6秒商店などのショート動画から、『14歳の栞』や『MONDAYS/このタイムループ、上司に気づかせないと終わらない』といった長編映画まで製作してきたCHOCOLATE Inc.が先日、劇場アニメ『KILLTUBE』のプロジェクトを発表した。


製作費10億円で2026年の公開を目指すという同作は、CHOCOLATEの完全オリジナル企画で、作り方や届け方の様々な実験を重ねて新たなIPを創出することを目指すプロジェクトだという。

このプロジェクトは、映画監督の竹林亮や、星街すいせいのMV『ビビデバ』で注目された擬態するメタなど多くのクリエイターが参加予定で、現在も参加希望者を募集している。

監督を務めるのは、チーフコンテンツオフィサーの栗林和明氏。

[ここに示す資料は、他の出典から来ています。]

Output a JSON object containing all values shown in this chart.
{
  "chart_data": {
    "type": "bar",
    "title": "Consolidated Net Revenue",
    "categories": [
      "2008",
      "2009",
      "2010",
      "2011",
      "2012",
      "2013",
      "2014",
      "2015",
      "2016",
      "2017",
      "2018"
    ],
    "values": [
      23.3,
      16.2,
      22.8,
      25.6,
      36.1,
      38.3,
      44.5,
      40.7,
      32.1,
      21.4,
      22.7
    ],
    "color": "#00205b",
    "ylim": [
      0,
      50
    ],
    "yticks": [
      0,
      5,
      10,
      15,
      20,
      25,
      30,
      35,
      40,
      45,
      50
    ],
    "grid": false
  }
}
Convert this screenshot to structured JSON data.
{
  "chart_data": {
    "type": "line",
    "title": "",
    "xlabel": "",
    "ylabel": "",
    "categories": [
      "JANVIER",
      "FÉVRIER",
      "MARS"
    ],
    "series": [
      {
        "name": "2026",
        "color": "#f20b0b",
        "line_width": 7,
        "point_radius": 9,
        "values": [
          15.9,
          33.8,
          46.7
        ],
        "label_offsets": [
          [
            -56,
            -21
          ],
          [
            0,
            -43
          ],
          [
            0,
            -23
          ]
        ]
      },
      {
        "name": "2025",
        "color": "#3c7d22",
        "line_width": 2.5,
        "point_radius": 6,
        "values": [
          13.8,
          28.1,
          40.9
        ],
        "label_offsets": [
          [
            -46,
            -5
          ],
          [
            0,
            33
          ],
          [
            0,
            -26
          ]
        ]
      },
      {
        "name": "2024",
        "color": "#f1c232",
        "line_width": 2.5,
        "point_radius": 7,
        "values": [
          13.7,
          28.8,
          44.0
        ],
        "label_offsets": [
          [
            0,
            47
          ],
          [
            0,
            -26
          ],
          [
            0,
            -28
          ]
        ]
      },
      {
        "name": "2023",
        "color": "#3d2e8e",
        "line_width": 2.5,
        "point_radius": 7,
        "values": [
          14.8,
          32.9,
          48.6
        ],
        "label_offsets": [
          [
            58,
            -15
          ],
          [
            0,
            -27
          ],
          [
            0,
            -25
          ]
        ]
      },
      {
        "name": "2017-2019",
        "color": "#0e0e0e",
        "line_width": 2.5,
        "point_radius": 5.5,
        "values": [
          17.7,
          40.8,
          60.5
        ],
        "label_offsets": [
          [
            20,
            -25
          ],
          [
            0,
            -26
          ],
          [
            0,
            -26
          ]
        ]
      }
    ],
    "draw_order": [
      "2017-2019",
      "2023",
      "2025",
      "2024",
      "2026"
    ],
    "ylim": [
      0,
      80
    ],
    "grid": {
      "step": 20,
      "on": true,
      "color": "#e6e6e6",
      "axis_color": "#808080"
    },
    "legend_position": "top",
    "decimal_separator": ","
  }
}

映像コンテンツを中心に様々な分野の広告関連のプロジェクトを手掛けてきた栗林氏が、なぜ畑違いの劇場アニメを監督するのか、その真意を聞いた。

CHOCOLATE チーフコンテンツオフィサー 栗林和明氏。

KILLTUBE概要

2026年、江戸幕府による鎖国が続く日本。厳しい身分制度の中で、社会のゴミとして扱われる3人が牢獄で運命の出会いを果たし、自由を勝ち得るために決闘動画プラットフォーム「KILLTUBE」に参加して成り上がりを目指すことになる。 「強いものを倒す」ただそれだけで巨万の富を掴むことが出来る"大決闘時代"の中で、力と権威を求め戦う侍や商人たちに差別されながらも、常識のリミットを外して次々勝利する3人が人気を博して"時の人"になった頃、彼らは「KILLTUBE」というシステムに隠されたある事実を知ってしまう。


映画を作って実感した劇場の持つ力

――CHOCOLATEさんが劇場アニメを作ると聞いて驚いた人は多いと思います。製作の動機からお聞かせいただけますか。

一番はとにかく面白いエンタメを作りたいということですけど、これまで色々なコンテンツを作ってきた中で、映画館の持つ力はすごいと感じたんです。そして、“世界に広がるエンタメ”としてアニメの力もすごく強いし、ならば劇場アニメで、エンタメのど真ん中で勝負できないといけないんじゃないかと思って企画しました。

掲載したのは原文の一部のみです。